La soirée était tout simplement parfaite. Comme lorsqu’une salle est de toute première qualité pour un artiste de renom. Une mise en scène parfaite pour vivre un moment que tous considéraient déjà comme unique, grandiose et sans aucun doute, à ne pas manquer: la réunion tant attendue des Colocs, groupe culte québécois des années 90 dont le regretté leader et chanteur, André «Dédé» Fortin, s’est enlevé la vie il y a maintenant 10 ans, se faisant hara kiri.
Il y a des groupes musicaux qui naissent et qui meurent, mais peu réussissent à transcender les générations comme les Colocs ont réussi à le faire. Parmi la foule plutôt impressionnante, il n’y avait pas moins de quatre générations différentes, de tout âge et de toute culture. C’est à l’image de ce groupe qui a su être à l’avant-garde de son époque, voulant mettre en pleine face du peuple québécois son ouverture sur le monde, porte étendard de son hospitalité.
Sans avoir besoin de se le communiquer verbalement, tout le monde avait très hâte de fredonner les airs connus des tounes qui ont bercé notre adolescence. Et malgré la mort de Dédé, tous pouvait ressentir sa présence, car le seul fait que les membres restants du groupe se réunissent pour la première fois depuis sa disparition, sur une aussi grande scène, est un événement en soi.
Peu avant 21h, la foule se massait le plus près possible de l’immense scène aménagée au coin des rues Jeanne-Mance et Maisonneuve. À gauche et à droite, les paroles désormais classiques des refrains des chansons du groupe retentissaient, et une électricité montait. Et c’est dans une énergie gonflée à bloc que le spectacle a commencé lorsque Sébastien Ricard, alias Batlam du groupe Loco Locass, s’est avancé seul sur scène, faisant signe à la foule de se taire, afin d’entendre ses coups de souliers à claquettes. Puis, la troupe de Gumboots Bourask se joignit à lui, lançant la soirée avec une salve de coups de bottes de caoutchouc bien sentis. Déjà, le moment musical était unique en soi. Puis, les sons des doum-doum et du djembé des frères Diouf ont retenti dans la nuit, marque de commerce des Colocs, et Mike Sawatsky, guitariste du groupe, fit son entrée sous un tonnerre d’applaudissement.

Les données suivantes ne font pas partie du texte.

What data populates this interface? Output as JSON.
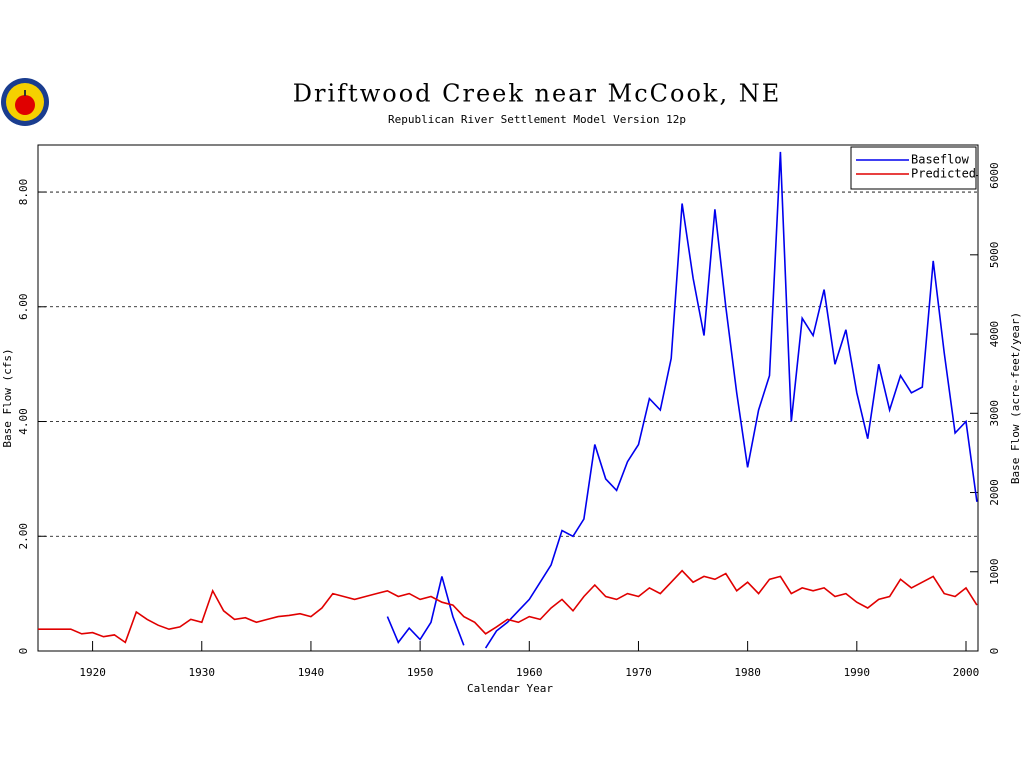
{
  "chart_data": {
    "type": "line",
    "title": "Driftwood Creek near McCook, NE",
    "subtitle": "Republican River Settlement Model Version 12p",
    "x_label": "Calendar Year",
    "y_label": "Base Flow (cfs)",
    "y2_label": "Base Flow (acre-feet/year)",
    "x": [
      1915,
      1916,
      1917,
      1918,
      1919,
      1920,
      1921,
      1922,
      1923,
      1924,
      1925,
      1926,
      1927,
      1928,
      1929,
      1930,
      1931,
      1932,
      1933,
      1934,
      1935,
      1936,
      1937,
      1938,
      1939,
      1940,
      1941,
      1942,
      1943,
      1944,
      1945,
      1946,
      1947,
      1948,
      1949,
      1950,
      1951,
      1952,
      1953,
      1954,
      1955,
      1956,
      1957,
      1958,
      1959,
      1960,
      1961,
      1962,
      1963,
      1964,
      1965,
      1966,
      1967,
      1968,
      1969,
      1970,
      1971,
      1972,
      1973,
      1974,
      1975,
      1976,
      1977,
      1978,
      1979,
      1980,
      1981,
      1982,
      1983,
      1984,
      1985,
      1986,
      1987,
      1988,
      1989,
      1990,
      1991,
      1992,
      1993,
      1994,
      1995,
      1996,
      1997,
      1998,
      1999,
      2000,
      2001
    ],
    "series": [
      {
        "name": "Baseflow",
        "color": "#0000ee",
        "values": [
          null,
          null,
          null,
          null,
          null,
          null,
          null,
          null,
          null,
          null,
          null,
          null,
          null,
          null,
          null,
          null,
          null,
          null,
          null,
          null,
          null,
          null,
          null,
          null,
          null,
          null,
          null,
          null,
          null,
          null,
          null,
          null,
          0.6,
          0.15,
          0.4,
          0.2,
          0.5,
          1.3,
          0.6,
          0.1,
          null,
          0.05,
          0.35,
          0.5,
          0.7,
          0.9,
          1.2,
          1.5,
          2.1,
          2.0,
          2.3,
          3.6,
          3.0,
          2.8,
          3.3,
          3.6,
          4.4,
          4.2,
          5.1,
          7.8,
          6.5,
          5.5,
          7.7,
          6.0,
          4.5,
          3.2,
          4.2,
          4.8,
          8.7,
          4.0,
          5.8,
          5.5,
          6.3,
          5.0,
          5.6,
          4.5,
          3.7,
          5.0,
          4.2,
          4.8,
          4.5,
          4.6,
          6.8,
          5.2,
          3.8,
          4.0,
          2.6
        ]
      },
      {
        "name": "Predicted",
        "color": "#e00000",
        "values": [
          0.38,
          0.38,
          0.38,
          0.38,
          0.3,
          0.32,
          0.25,
          0.28,
          0.15,
          0.68,
          0.55,
          0.45,
          0.38,
          0.42,
          0.55,
          0.5,
          1.05,
          0.7,
          0.55,
          0.58,
          0.5,
          0.55,
          0.6,
          0.62,
          0.65,
          0.6,
          0.75,
          1.0,
          0.95,
          0.9,
          0.95,
          1.0,
          1.05,
          0.95,
          1.0,
          0.9,
          0.95,
          0.85,
          0.8,
          0.6,
          0.5,
          0.3,
          0.42,
          0.55,
          0.5,
          0.6,
          0.55,
          0.75,
          0.9,
          0.7,
          0.95,
          1.15,
          0.95,
          0.9,
          1.0,
          0.95,
          1.1,
          1.0,
          1.2,
          1.4,
          1.2,
          1.3,
          1.25,
          1.35,
          1.05,
          1.2,
          1.0,
          1.25,
          1.3,
          1.0,
          1.1,
          1.05,
          1.1,
          0.95,
          1.0,
          0.85,
          0.75,
          0.9,
          0.95,
          1.25,
          1.1,
          1.2,
          1.3,
          1.0,
          0.95,
          1.1,
          0.8
        ]
      }
    ],
    "xlim": [
      1915,
      2001.1
    ],
    "xticks": [
      1920,
      1930,
      1940,
      1950,
      1960,
      1970,
      1980,
      1990,
      2000
    ],
    "ylim": [
      0,
      8.82
    ],
    "yticks": [
      0,
      {
        "value": 2,
        "label": "2.00"
      },
      {
        "value": 4,
        "label": "4.00"
      },
      {
        "value": 6,
        "label": "6.00"
      },
      {
        "value": 8,
        "label": "8.00"
      }
    ],
    "y2lim": [
      0,
      6386
    ],
    "y2ticks": [
      0,
      1000,
      2000,
      3000,
      4000,
      5000,
      6000
    ],
    "grid": true,
    "legend": "top-right"
  }
}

Lorsque les Loco Locass sont venus chanter Passe moé à puck, Tout seul et La traversée, la soirée a décollé sur des chapeaux de roues. C’était magnifique et délectable de voir le phœnix des Colocs renaître de ses cendres, et leur musique n’a pas pris une ride. La guitare de Sawatsky et la basse de Vanderbeist sont toujours aussi bien accordées. Et que dire des percussions des frères Diouf!! Wow! Toute la soirée, je n’avais d’yeux que pour les doum-doum d’El Hadji et du djembé de Karim. Tout le génie des Colocs réside là: amalgamer des instruments qui à prime abord n’auraient jamais leur place dans un spectacle de musique rock et festive.

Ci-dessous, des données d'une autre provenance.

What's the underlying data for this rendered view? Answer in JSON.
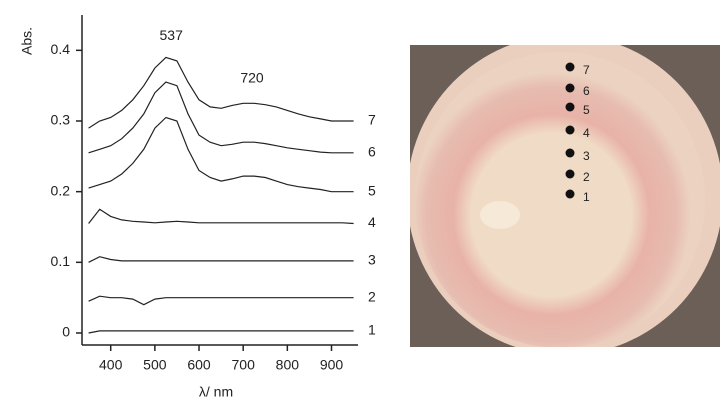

Toute la soirée, j’ai été envahi par un capharnaüm émotif où se mêlaient la joie, la mélancolie, l’extase…J’étais complètement envahi par les souvenirs de l’époque où je chantonnais les classiques des Colocs. Quand Mike Sawatsky a entonné les premiers riffs corrosifs de Séropositif Boogie, une décharge électrique m’a traversé la colonne tellement c’était troublant de réentendre à travers la voix du guitariste et ami de Pat Esposito, harmoniciste du groupe décédé du sida, toute la fougue de cette puissante chanson. Et que dire de Pierre Lapointe, véritable ovni dans l’univers des Colocs! Avec un «tabarnak» bien senti, il a sauté sur scène pour chanter Mauvais caractère et Juste une p’tite nuite, ma chanson préférée des Colocs. Wow…un moment d’anthologie.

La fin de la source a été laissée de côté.